Wolter remembered that, when the men reached another stop near the Fred Olefish place, they again drank liquor and, according to the account, refused to pay there as well. 

Frank Wolter, John’s father, later told others he recognized the men from printed descriptions of the James gang. In November of the same year, Wolter claimed to have seen them again passing south while children were playing in the yard.

Whether every detail unfolded exactly as remembered is difficult to verify. The 1933 article was written nearly 70 years after the alleged visit. It was not a contemporary 1865 crime report but a preserved recollection from a boy who believed he had seen history ride into his family’s yard. 

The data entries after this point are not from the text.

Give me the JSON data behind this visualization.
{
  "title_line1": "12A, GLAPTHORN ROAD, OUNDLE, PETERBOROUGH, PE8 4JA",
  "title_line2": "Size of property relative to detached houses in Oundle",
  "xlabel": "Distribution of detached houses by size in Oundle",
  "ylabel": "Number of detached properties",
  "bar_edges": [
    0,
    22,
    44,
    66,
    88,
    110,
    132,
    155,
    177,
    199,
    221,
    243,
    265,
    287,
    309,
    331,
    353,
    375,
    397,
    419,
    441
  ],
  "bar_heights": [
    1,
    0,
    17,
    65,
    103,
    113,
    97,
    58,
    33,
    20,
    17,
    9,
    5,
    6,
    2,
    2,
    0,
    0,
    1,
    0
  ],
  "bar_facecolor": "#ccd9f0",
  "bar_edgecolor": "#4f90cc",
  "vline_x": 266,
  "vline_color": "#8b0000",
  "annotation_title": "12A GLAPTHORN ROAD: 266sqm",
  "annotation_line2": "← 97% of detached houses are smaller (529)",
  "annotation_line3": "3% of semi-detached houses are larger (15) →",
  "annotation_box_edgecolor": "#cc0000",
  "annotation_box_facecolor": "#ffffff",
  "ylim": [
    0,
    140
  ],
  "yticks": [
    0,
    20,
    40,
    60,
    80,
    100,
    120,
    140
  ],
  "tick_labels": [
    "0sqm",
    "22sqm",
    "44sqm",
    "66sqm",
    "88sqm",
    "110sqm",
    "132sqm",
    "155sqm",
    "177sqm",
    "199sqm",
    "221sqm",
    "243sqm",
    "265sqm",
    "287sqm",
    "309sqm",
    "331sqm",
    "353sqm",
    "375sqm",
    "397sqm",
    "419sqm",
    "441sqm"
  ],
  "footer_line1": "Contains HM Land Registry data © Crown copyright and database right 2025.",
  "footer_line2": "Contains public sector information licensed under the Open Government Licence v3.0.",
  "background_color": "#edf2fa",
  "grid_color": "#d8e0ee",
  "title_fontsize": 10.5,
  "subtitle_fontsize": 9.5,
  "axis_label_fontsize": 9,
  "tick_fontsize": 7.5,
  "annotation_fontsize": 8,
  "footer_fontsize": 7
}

In May 1865, Jesse James was just 17 years old. The Civil War had ended only weeks earlier. The famous robberies that would cement the James-Younger Gang’s place in American legend were still years away. Historians do not widely document a confirmed stop in Clayton County during that time. No robbery here is attributed to the gang. Yet the Mississippi River corridor was a well traveled route, and farms west of Guttenberg sat along natural paths connecting states.

Could the James brothers have passed through quietly during that unsettled postwar period? It is possible. What is certain is this: In 1933, a respected local resident told the story publicly, and The Guttenberg Press printed it for the community to read. That clipping now stands as part of Clayton County’s historical record, not as proven fact, but as a remembered experience. 

Perhaps the James gang did pause briefly in the hills between Guttenberg and Garber, or perhaps they were simply rough travelers mistaken for men whose names would soon become infamous. Either way, for one young boy in 1865, they were unforgettable. Nearly seven decades later, he was certain of what he had seen.